Why the size of MYD file is so high?

Why the size of MYD file is so high? - mysql

While i was creating stress data for a table i found the following files are generated.
-rw-rw---- 1 mysql mysql 8858 Jul 28 06:47 card.frm
-rw-rw---- 1 mysql mysql 7951695624 Jul 29 20:48 card.MYD
-rw-rw---- 1 mysql mysql 51360768 Jul 29 20:57 card.MYI
Actually I inserted 1985968 number of records in this table. But the index file size is unbelievable.
Structure of the table is
create table card(
company_id int(10),
emp_number varchar(100),
card_date varchar(10),
time_entry text,
total_ot varchar(15),
total_per varchar(15),
leave_taken double,
total_lop double,
primary key (company_id,emp_number,card_date),
index (company_id,card_date)
);
Is there any way to reduce the filesize of the MYD?

Please note that .MYI is your index, and .MYD is your data. The only way to reduce the size of your .MYD is to delete rows or alter your column sizes.
50MB for an index on 2 million rows is not large.
Let's look at the size breakdown of your table:
company_id - 4 Bytes
emp_number - 101 Bytes
card_date - 11 Bytes
total_ot - 17 Bytes
total_per - 17 Bytes
leave_taken - 9 Bytes
total_lop - 9 Bytes
time_entry - avg(length(time_entry)) + 3 Bytes
This gives us a row length of 172 + time_entry bytes. If time_entry averages out at 100 bytes. You're looking at 272 * 2000000 = 544MB
Of significance to me is the number of VARCHARs. Does employee number need to be a varchar(100), or even a varchar at all? You're duplicating that data in it's entirety in your index on (company_id,emp_number,card_date) as you're indexing the whole column.
You probably don't need a varchar here, and you possibly don't need it included in the primary key.
Do you really need time_entry to be a TEXT field? This is likely the biggest consumer of space in your database.
Why are you using varchar(10) for card date? If you used DATETIME you'd only use 8 Bytes instead of 11, TIMESTAMP would be 4 Bytes, and DATE would be 3 Bytes.
You're also adding 1 Byte for every column that can be NULL.
Also try running ANALYZE/REPAIR/OPTIMIZE TABLE commands as well.

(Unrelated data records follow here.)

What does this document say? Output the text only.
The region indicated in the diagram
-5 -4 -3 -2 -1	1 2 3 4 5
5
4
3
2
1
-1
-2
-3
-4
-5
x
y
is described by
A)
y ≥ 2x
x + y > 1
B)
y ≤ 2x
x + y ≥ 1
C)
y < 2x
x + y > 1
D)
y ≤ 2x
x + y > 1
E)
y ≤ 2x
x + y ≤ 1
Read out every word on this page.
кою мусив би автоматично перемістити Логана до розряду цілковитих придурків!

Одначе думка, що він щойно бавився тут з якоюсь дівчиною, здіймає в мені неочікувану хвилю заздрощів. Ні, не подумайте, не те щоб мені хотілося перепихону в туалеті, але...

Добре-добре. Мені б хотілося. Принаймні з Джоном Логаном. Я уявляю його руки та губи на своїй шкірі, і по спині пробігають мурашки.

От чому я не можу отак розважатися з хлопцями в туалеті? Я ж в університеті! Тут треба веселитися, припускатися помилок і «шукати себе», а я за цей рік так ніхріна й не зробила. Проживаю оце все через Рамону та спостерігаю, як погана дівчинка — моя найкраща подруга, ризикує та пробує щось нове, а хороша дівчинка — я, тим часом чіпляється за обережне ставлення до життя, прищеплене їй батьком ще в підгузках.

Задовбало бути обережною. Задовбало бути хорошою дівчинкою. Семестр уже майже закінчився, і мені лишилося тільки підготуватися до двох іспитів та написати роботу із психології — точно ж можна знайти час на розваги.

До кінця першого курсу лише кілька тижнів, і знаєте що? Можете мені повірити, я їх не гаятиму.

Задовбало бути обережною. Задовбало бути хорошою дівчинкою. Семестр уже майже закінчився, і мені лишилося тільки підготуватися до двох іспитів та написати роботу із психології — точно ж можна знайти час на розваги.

A lot depends on how big that time_entry text field can be. I'm going to assume it's small, less than 100 bytes. Then you have roughly 4 + 100 + 10 + 100 + 15 + 15 + 8 + 8 = roughly 300 bytes of data per record. You have 2 million records. I'd expect the database to be 600 megabytes. In fact you are showing 8000 megabytes of data in the MYD on disk, or a factor of 12x. Something's not right.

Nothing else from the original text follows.